Not Neve, I begged inwardly. Not Cait.
But there were no gods left in this world to hear me. There were only us, and the monsters.
Emrys sidled up beside me, giving me an encouraging nod. I released the air in my aching lungs and forced myself to lean around the crumbling stone wall.
My knees turned hollow. I braced a hand against the remains of the cottage, closing my eyes, trying to steady the wild beat of my heart.
“What…do you think could have done that?” Emrys asked.
A black serpent, the length of three of me, lay in pieces on the road. Chunks of its lustrous scales were riddled with holes. An unidentifiable, half-eaten mass of bloodied fur had been left near its gaping maw; tufts of white clung to the sticky blood on its swordlike fangs. My mind composed the story in an instant: the creature had gone hunting, found the day’s meal, and was bringing it back to its den when another, deadlier predator had taken it by surprise.
I ran toward the castle gate, leaving Emrys huffing to keep up.
The main road served as an artery that climbed up past more homes, guild workshops, and armories. Covered markets protected from the snow revealed the last evidence of the carnage of the past. The stone road turned crimson there, still stained by blood that had never completely washed away.
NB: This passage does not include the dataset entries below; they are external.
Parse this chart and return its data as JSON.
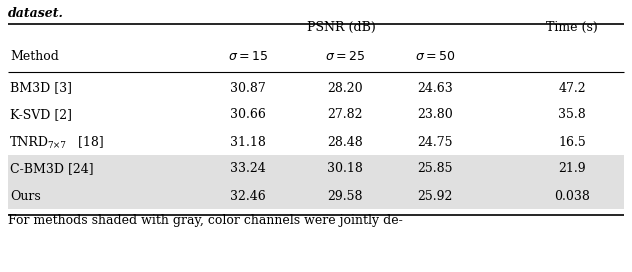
{
  "title_top": "dataset.",
  "col_header_2": "PSNR (dB)",
  "col_header_3": "Time (s)",
  "sub_headers": [
    "σ = 15",
    "σ = 25",
    "σ = 50"
  ],
  "rows": [
    {
      "method": "BM3D [3]",
      "is_tnrd": false,
      "sigma15": "30.87",
      "sigma25": "28.20",
      "sigma50": "24.63",
      "time": "47.2",
      "shaded": false
    },
    {
      "method": "K-SVD [2]",
      "is_tnrd": false,
      "sigma15": "30.66",
      "sigma25": "27.82",
      "sigma50": "23.80",
      "time": "35.8",
      "shaded": false
    },
    {
      "method": "TNRD",
      "is_tnrd": true,
      "sigma15": "31.18",
      "sigma25": "28.48",
      "sigma50": "24.75",
      "time": "16.5",
      "shaded": false
    },
    {
      "method": "C-BM3D [24]",
      "is_tnrd": false,
      "sigma15": "33.24",
      "sigma25": "30.18",
      "sigma50": "25.85",
      "time": "21.9",
      "shaded": true
    },
    {
      "method": "Ours",
      "is_tnrd": false,
      "sigma15": "32.46",
      "sigma25": "29.58",
      "sigma50": "25.92",
      "time": "0.038",
      "shaded": true
    }
  ],
  "footer": "For methods shaded with gray, color channels were jointly de-",
  "shaded_color": "#e0e0e0",
  "bg_color": "#ffffff",
  "text_color": "#000000",
  "font_size": 9.0,
  "header_font_size": 9.0
}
“I thought…the rivers of blood…were only a story,” Emrys got out between hard breaths. My lungs were working like bellows too, sending tremors through my body.
“There’s always a seed of truth in every story’s garden,” I said. Another favorite refrain of Nash’s.
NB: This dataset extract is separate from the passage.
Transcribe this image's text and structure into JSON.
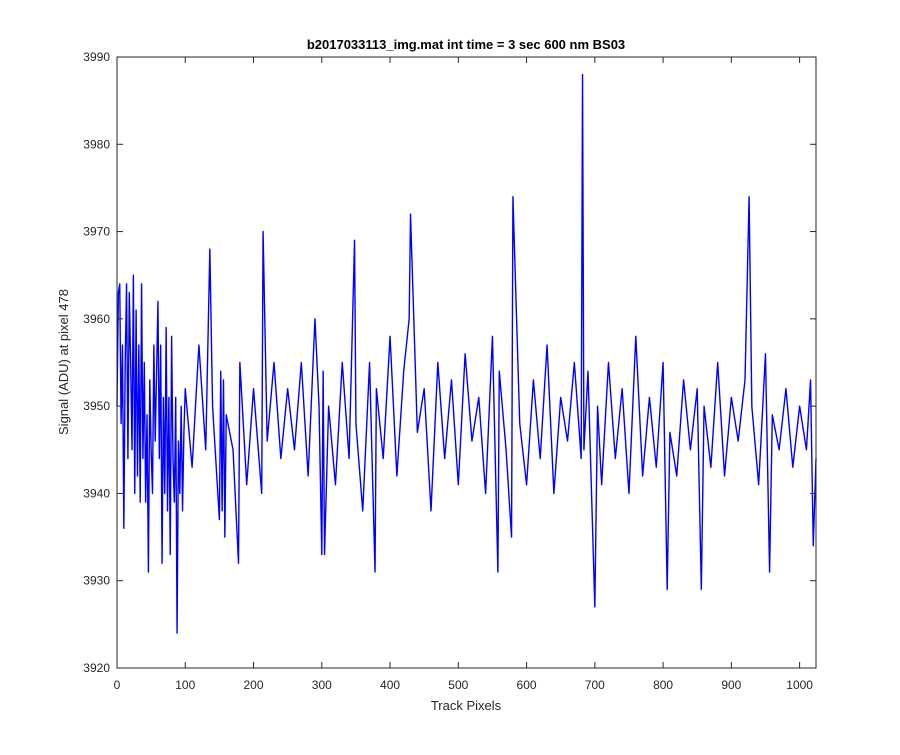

God’s teeth. I hadn’t spared the man a single thought since crossing into Lyonesse, but he had to be somewhere in the kingdom too. Given his head start, there was a good chance he’d already beaten us to the citadel, and maybe to Excalibur.
“Come on,” I said, steeling myself for the possibility. “We’re almost there.”
Emrys had turned back to survey the road behind us. The sight of his profile, achingly handsome, sent a bolt of warmth through my body. He would have been right at home here, I thought ruefully. A prince of a legendary kingdom.
The wind ruffled his snow-dusted hair, and as he turned back, his bright eyes met mine—and darkened in a way that sent heat washing up my throat to my cheeks.
“Don’t look at me like that,” he almost groaned. “Not when I don’t have time to do anything about it.”
My breath caught, and somehow—somehow—I forced myself to only reach for his hand.